Introduction: Several algorithms for first-trimester screening for preeclampsia are available; however, the Gaussian model algorithm is more likely to match the characteristics of different populations. It is recommended to validate a screening strategy before being implemented in clinical practice; unfortunately, the validation process might not be feasible in all settings. Thus, the aim of this study was to provide cut-off values for the Gaussian model for its use in clinical practice.

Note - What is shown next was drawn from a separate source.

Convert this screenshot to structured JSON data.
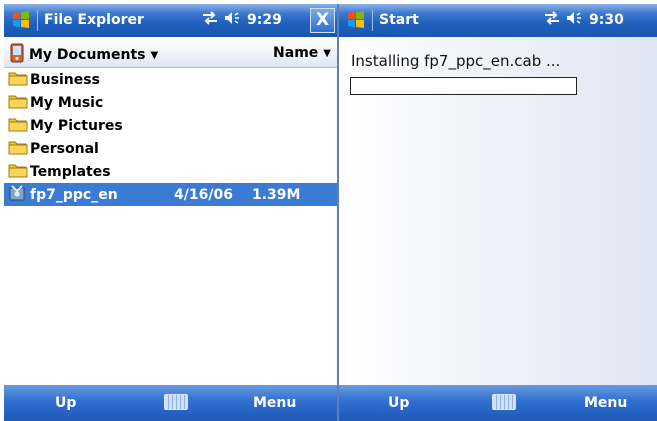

Material and methods: This prospective cohort study was conducted at Vall d'Hebron University Hospital (Barcelona) from October 2015 to September 2017. A total of 2641 women with singleton pregnancies were recruited. Recorded at the first-trimester scan were demographic characteristics, maternal obstetric history, maternal history, uterine artery Doppler and arterial blood pressure. Serum concentrations of pregnancy-associated plasma protein-A and placental growth factor were assessed from the first-trimester blood test. Detection rates and cut-off values for fixed 5%, 10 %, 15 %, 20 %, 25 % and 30 % false-positive rates were calculated for all combinations of markers.
Results: Ninety (3.41 %) of the 2641 women developed preeclampsia, which was early-onset in 11 (0.42 %). The cut-off values and their respective detection rates, for the screening of early-onset PE by all possible combinations of markers involved in this model, are provided.
Discussion: When external validation of first-trimester screening for preeclampsia before its clinical implementation is not feasible, the cut-off values from the Gaussian model algorithm provided in this study could be used and median values corrected prospectively if necessary.
Keywords: Gaussian model; Mean arterial pressure; Placental growth factor; Preeclampsia screening; Uterine artery doppler.